Wrong. There is nothing naive or timid about the administration's approach. If anything, it appears to be coldly calculating. The administration wanted to divest itself of a problem and thought it was perhaps carving out a deal that would allow Chen to live safely in China. The "agreement" it struck with China may not be as weak as commonly assumed, though it could also prove entirely pyrrhic. If Chinese security forces were to attack Chen or his family, the country would suffer a public-relations disaster abroad. Still, once the hubbub dies down, Chen will likely be at the mercy of Chinese officials. In any case, Obama—and Clinton—gave every sign of trying to wriggle out of the Chen affair with as little publicity as possible. Instead of seizing upon it to upbraid the Chinese, they soft-pedaled it, barely acknowledging that he was even residing in the American embassy in Beijing.
In short, this episode supplies some important clues to Obama's more general approach to foreign affairs, particularly in an election year. The China hawks will complain that Obama is too complaisant in dealing with Beijing, but he is trying to rely on diplomacy rather than threats in dealing with what amounts to America's principal creditor nation. What the hawks also forget is that China's more bellicose actions on human rights are not a sign of strength but internal infirmity. This is not a confident authoritarian regime but one assailed by insecurity. Obama appears to recognize that.
At the same time, Obama is playing up the unilateral actions he has taken to protect American security by ordering military action, whether it is the drone program or his taking out of Osama bin Laden. In mocking Romney's bin Laden tergiversations—he was against chasing the al-Qaeda leader before he was for it—Obama, along with Bill Clinton, who takes a starring turn in a video lauding the president's heroism, is turning the tables on the GOP. He's depicting Romney, to borrow Rubin's language, as a hopeless jumble of incompetence, naivete and timidity—an indecisive weakling.

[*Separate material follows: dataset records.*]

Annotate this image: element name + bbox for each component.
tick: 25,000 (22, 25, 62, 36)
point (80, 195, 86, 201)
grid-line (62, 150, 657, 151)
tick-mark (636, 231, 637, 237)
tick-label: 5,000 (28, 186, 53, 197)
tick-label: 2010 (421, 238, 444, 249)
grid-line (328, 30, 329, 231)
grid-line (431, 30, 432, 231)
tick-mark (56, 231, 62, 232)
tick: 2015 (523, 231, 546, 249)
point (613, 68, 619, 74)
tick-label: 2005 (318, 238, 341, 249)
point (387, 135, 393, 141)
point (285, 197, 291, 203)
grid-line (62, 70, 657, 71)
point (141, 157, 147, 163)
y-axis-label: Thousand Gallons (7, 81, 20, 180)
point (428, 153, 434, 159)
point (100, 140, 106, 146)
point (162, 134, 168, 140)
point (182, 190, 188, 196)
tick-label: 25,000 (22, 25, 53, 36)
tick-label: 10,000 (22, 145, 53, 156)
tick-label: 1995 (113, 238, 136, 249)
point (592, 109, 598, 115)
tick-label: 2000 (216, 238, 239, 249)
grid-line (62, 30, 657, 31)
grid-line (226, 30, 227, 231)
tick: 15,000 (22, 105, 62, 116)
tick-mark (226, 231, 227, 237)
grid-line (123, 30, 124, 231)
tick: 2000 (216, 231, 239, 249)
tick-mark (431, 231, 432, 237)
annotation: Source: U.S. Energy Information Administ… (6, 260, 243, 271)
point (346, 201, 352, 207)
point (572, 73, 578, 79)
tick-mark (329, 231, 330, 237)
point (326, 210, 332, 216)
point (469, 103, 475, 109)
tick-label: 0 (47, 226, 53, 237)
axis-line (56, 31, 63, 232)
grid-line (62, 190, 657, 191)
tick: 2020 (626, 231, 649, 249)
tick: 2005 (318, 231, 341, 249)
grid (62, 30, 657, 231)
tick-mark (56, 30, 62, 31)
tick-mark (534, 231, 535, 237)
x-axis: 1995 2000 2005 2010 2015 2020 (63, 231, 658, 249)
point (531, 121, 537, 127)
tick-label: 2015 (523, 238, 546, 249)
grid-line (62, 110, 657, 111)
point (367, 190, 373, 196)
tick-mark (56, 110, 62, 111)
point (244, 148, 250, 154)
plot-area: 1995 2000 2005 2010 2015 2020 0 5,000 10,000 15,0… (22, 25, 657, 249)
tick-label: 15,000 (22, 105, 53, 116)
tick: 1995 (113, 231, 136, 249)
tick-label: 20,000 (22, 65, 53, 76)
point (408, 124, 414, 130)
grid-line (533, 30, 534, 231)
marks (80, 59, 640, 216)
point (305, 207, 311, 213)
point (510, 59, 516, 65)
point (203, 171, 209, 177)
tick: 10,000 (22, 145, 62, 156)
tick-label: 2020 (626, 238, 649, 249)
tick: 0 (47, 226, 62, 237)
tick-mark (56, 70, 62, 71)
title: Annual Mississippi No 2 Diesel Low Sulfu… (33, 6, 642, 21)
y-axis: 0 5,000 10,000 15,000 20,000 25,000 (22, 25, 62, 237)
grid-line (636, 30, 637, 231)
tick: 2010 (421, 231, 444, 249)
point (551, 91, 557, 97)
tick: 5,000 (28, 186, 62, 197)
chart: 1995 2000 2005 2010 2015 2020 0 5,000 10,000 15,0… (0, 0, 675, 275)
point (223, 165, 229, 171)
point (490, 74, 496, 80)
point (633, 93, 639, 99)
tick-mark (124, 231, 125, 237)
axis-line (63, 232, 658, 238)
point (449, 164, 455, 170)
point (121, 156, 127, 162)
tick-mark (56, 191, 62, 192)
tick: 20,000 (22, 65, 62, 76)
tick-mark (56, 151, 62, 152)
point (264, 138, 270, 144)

Is this politicizing foreign affairs? Of course it is. But there is a long tradition of it, and there is probably no reason foreign policy should be any more immune to politics than any other sphere of government. So now it's the GOP's turn to whine, as Democrats once did about Bush, that he's treating them unfairly. Obama's actions should put the GOP on notice. The truculent playbook that it has employed for the past several decades—and that Karl Rove, writing in Foreign Policy, recommended it turn to again to depict Obama as dangerously soft—is in tatters as the president reveals himself to be a very hard man indeed, what Peter Bergen even deems to be a "warrior in chief," though this may soft-pedal Obama's caution when it comes to Iran and China. If this keeps up, Obama may even start speaking about foreign affairs with a German accent.